The big question is not whether SFF will receive shareholder approval for the constitutional changes – I think they will, because farmers have been looking for this sort of strategic shift – but how much money they will succeed in attracting. The maximum obtainable under the rights issue is $128 million, but the figure of $80 million has been mentioned as the anticipated limit. I’m not sure what that figure is based on, but it’s still a hefty sum to attract from the sheep and beef sector in these tough times, although the option of payment over three years through deduction from livestock returns makes it attractive.
Subsidiary questions are how compelling the offer is and how many suppliers will be prepared to invest, either up front or over three years, in proportion to their livestock supplied. The alternative of continuing to hold $1 redeemable rebate shares remains an option, but they wouldn’t receive dividends or value gain. Grant Samuel’s independent report values the shares at $1.40, although mention is made of the increased transparency of ordinary shares compared with the traditional co-operative share.

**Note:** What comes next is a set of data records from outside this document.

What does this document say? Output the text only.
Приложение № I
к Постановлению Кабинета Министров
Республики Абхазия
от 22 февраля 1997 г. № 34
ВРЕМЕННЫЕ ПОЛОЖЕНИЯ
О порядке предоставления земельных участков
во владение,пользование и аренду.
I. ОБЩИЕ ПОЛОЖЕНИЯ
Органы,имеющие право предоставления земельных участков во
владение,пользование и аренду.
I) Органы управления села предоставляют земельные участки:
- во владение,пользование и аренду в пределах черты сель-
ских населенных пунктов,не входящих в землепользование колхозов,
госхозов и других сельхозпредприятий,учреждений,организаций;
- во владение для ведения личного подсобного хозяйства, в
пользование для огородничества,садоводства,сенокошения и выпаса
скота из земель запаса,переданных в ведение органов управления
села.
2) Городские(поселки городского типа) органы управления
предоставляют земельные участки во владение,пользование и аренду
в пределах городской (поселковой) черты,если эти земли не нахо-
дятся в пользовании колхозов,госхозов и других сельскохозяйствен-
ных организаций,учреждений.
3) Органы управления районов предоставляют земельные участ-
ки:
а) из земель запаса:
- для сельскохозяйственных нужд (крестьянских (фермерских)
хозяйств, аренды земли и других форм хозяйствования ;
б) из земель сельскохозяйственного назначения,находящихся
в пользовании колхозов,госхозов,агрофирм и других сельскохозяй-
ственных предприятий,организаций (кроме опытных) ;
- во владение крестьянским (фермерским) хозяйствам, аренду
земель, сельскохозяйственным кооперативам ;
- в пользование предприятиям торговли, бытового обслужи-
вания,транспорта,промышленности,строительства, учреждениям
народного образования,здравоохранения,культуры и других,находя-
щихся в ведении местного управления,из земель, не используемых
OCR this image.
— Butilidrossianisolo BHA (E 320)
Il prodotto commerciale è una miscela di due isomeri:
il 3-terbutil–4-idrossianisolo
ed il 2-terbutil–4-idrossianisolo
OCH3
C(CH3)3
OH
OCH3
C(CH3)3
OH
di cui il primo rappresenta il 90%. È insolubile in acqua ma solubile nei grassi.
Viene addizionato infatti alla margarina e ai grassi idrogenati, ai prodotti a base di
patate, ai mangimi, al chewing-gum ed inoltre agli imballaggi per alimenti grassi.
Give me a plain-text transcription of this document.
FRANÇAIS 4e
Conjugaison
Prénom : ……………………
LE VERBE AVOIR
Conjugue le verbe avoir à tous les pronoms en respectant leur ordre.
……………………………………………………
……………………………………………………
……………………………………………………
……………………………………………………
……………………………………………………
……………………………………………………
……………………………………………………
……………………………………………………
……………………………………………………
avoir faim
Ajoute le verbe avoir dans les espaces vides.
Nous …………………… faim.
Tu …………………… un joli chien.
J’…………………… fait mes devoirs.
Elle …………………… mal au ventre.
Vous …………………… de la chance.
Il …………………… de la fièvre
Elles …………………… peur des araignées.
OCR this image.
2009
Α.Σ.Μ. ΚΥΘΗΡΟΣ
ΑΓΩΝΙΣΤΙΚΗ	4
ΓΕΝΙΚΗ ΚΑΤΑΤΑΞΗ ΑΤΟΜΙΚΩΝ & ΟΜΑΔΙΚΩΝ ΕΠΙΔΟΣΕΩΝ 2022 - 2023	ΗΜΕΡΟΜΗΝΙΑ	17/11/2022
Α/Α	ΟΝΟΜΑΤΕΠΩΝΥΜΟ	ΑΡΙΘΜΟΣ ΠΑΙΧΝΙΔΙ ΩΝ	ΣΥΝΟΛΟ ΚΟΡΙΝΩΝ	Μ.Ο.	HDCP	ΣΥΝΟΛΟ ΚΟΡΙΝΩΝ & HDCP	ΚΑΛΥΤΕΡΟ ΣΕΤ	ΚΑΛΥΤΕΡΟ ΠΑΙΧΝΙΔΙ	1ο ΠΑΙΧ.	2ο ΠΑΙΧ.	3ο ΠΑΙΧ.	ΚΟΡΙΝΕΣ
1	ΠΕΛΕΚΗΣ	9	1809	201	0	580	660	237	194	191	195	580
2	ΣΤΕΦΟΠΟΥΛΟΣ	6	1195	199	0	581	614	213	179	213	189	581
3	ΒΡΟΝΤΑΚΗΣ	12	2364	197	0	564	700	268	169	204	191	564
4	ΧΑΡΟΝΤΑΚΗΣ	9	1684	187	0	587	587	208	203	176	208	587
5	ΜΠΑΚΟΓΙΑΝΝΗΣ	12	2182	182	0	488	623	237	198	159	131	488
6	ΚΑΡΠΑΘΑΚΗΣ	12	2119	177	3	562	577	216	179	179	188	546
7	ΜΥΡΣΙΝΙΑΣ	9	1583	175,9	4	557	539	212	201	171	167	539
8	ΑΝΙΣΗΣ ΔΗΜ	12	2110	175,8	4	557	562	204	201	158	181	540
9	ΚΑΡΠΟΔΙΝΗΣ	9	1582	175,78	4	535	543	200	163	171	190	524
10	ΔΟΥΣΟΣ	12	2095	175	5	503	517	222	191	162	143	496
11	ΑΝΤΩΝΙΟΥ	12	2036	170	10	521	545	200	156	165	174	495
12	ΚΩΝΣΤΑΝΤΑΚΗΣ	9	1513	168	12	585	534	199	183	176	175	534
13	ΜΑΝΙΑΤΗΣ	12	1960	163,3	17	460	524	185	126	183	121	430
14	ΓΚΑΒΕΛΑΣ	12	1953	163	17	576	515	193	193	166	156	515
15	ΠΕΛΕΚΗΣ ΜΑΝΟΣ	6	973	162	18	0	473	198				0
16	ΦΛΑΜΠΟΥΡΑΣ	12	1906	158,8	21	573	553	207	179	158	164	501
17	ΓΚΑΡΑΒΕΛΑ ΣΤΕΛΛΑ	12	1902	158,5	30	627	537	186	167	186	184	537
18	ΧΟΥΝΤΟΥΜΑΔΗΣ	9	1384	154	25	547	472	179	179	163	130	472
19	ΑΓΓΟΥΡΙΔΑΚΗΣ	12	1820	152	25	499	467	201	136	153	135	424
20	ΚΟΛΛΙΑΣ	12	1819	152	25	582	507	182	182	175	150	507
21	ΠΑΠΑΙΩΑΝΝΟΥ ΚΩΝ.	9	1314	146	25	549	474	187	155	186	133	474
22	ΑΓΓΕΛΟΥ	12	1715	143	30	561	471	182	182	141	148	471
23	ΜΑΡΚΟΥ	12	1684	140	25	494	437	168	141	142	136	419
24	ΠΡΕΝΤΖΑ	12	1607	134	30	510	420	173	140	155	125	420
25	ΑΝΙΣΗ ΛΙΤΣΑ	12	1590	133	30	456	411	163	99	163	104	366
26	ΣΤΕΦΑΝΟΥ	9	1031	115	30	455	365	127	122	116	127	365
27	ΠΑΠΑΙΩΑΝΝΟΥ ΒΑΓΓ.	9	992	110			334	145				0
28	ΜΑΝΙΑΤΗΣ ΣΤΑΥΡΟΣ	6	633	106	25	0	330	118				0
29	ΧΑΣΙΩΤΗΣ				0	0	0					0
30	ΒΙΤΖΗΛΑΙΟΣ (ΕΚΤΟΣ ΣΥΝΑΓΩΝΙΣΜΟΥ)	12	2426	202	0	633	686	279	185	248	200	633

For more transparency, read more risk, because clearly the new shares can lose value as easily as they can gain it. There are many AFFCO shareholders who bought ordinary shares in the 1990s and lost money on their original purchase at 50 cents per share, but, unlike SFF’s shareholders, they received nothing in exchange for their co-operative shares which had no value after the capital restructure. AFFCO’s shares have since been split to 25 cent shares and are currently worth 43 cents on the market, underpinned by Talley’s majority ownership.

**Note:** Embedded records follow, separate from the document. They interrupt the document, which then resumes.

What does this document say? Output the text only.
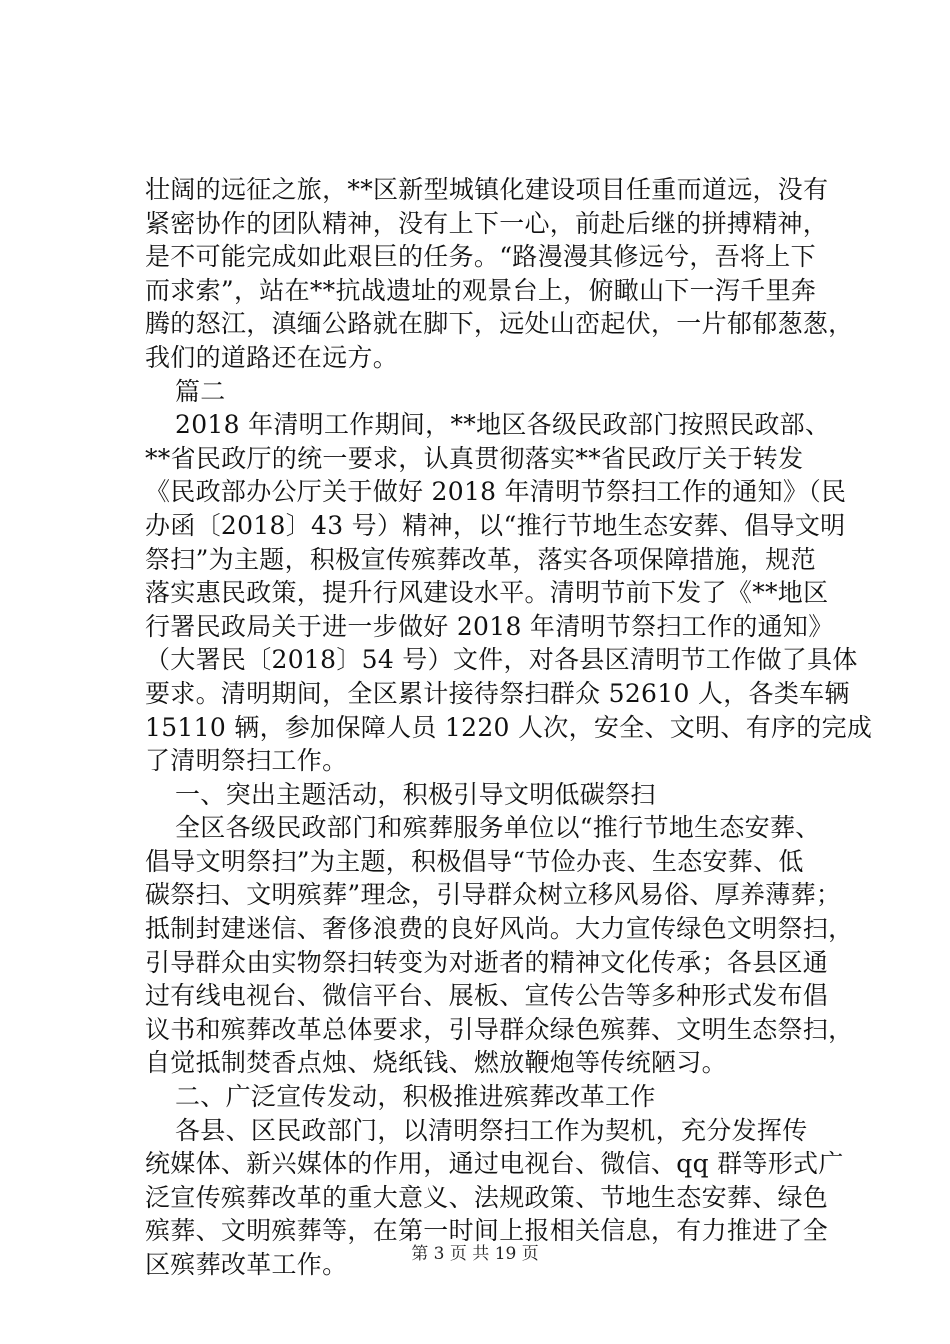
壮阔的远征之旅，**区新型城镇化建设项目任重而道远，没有
紧密协作的团队精神，没有上下一心，前赴后继的拼搏精神，
是不可能完成如此艰巨的任务。“路漫漫其修远兮，吾将上下
而求索”，站在**抗战遗址的观景台上，俯瞰山下一泻千里奔
腾的怒江，滇缅公路就在脚下，远处山峦起伏，一片郁郁葱葱，
我们的道路还在远方。
篇二
2018 年清明工作期间，**地区各级民政部门按照民政部、
**省民政厅的统一要求，认真贯彻落实**省民政厅关于转发
《民政部办公厅关于做好 2018 年清明节祭扫工作的通知》（民
办函〔2018〕43 号）精神，以“推行节地生态安葬、倡导文明
祭扫”为主题，积极宣传殡葬改革，落实各项保障措施，规范
落实惠民政策，提升行风建设水平。清明节前下发了《**地区
行署民政局关于进一步做好 2018 年清明节祭扫工作的通知》
（大署民〔2018〕54 号）文件，对各县区清明节工作做了具体
要求。清明期间，全区累计接待祭扫群众 52610 人，各类车辆
15110 辆，参加保障人员 1220 人次，安全、文明、有序的完成
了清明祭扫工作。
一、突出主题活动，积极引导文明低碳祭扫
全区各级民政部门和殡葬服务单位以“推行节地生态安葬、
倡导文明祭扫”为主题，积极倡导“节俭办丧、生态安葬、低
碳祭扫、文明殡葬”理念，引导群众树立移风易俗、厚养薄葬；
抵制封建迷信、奢侈浪费的良好风尚。大力宣传绿色文明祭扫，
引导群众由实物祭扫转变为对逝者的精神文化传承；各县区通
过有线电视台、微信平台、展板、宣传公告等多种形式发布倡
议书和殡葬改革总体要求，引导群众绿色殡葬、文明生态祭扫，
自觉抵制焚香点烛、烧纸钱、燃放鞭炮等传统陋习。
二、广泛宣传发动，积极推进殡葬改革工作
各县、区民政部门，以清明祭扫工作为契机，充分发挥传
统媒体、新兴媒体的作用，通过电视台、微信、qq 群等形式广
泛宣传殡葬改革的重大意义、法规政策、节地生态安葬、绿色
殡葬、文明殡葬等，在第一时间上报相关信息，有力推进了全
区殡葬改革工作。	第 3 页 共 19 页
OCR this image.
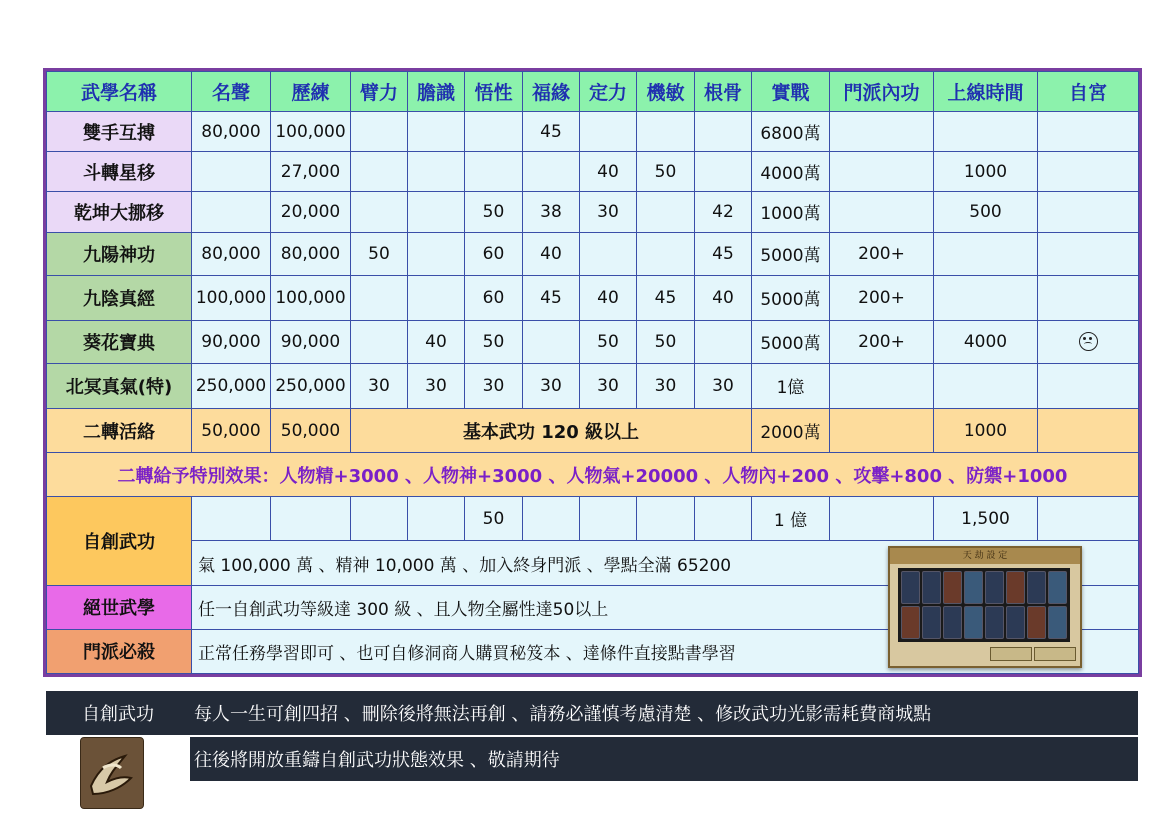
武學名稱	名聲	歷練	臂力	膽識	悟性	福緣	定力	機敏	根骨	實戰	門派內功	上線時間	自宮
雙手互搏	80,000	100,000				45				6800萬			
斗轉星移		27,000					40	50		4000萬		1000	
乾坤大挪移		20,000			50	38	30		42	1000萬		500	
九陽神功	80,000	80,000	50		60	40			45	5000萬	200+		
九陰真經	100,000	100,000			60	45	40	45	40	5000萬	200+		
葵花寶典	90,000	90,000		40	50		50	50		5000萬	200+	4000	
北冥真氣(特)	250,000	250,000	30	30	30	30	30	30	30	1億			
二轉活絡	50,000	50,000	基本武功 120 級以上							2000萬		1000	
二轉給予特別效果：人物精+3000 、人物神+3000 、人物氣+20000 、人物內+200 、攻擊+800 、防禦+1000													
自創武功					50					1 億		1,500	
	氣 100,000 萬 、精神 10,000 萬 、加入終身門派 、學點全滿 65200												
絕世武學	任一自創武功等級達 300 級 、且人物全屬性達50以上												
門派必殺	正常任務學習即可 、也可自修洞商人購買秘笈本 、達條件直接點書學習												
天 劫 設 定
自創武功	每人一生可創四招 、刪除後將無法再創 、請務必謹慎考慮清楚 、修改武功光影需耗費商城點
往後將開放重鑄自創武功狀態效果 、敬請期待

However the capital raising experience, including attracting two cornerstone shareholders in Dairy Meats, ironically since taken over by AFFCO, and Peter Spencer, was very tough. At the time there just wasn’t enough profit in farming to encourage all AFFCO’s shareholders to buy in, although the capital raising programme was just as extensive as the one being carried out by SFF. However SFF’s shareholders generally have more loyalty to their company and will probably demonstrate that in August.
At least SFF is in a much stronger position than AFFCO and the industry in the 90s and still has all its banking arrangements in place till September 2010. As a result it can offer a 1 for 1 conversion before farmers have to make any financial commitment.
The other big issue for shareholders is a philosophical one – SFF says farmers’ voting power will not be allowed to fall below 60%, but this implies the other 40% could belong to non-farmers. SFF’s board retains the right to lift the on individual shareholdings in the non-farmer shares to 20% which may be essential to attract outside capital. This is a big variation from traditional co-operative ownership, although it does preserve the fundamental principle of farmer majority shareholding and voting power.
It’s time for a change like this to underpin the future prosperity of farmers and the industry.
Tags: capital raising, shareholder options, shareholders' options, Silver Fern Farms
July 30, 2009 at 11:52 am |
Have just read your post. The final meeting will be held at Balclutha later today, where many shareholders will hear the slick presentation for the first time. But the postal and online vote is closed.
Even though a hand delivered vote can be made at this meeting something does not compute.
The consultation done by SFF Chairman & Board has not been meaningful as the time frame was too short.
As well there should NOT have been one vote as there were three seperate issues to be considered.
Capital structure, governance and constitutional issues.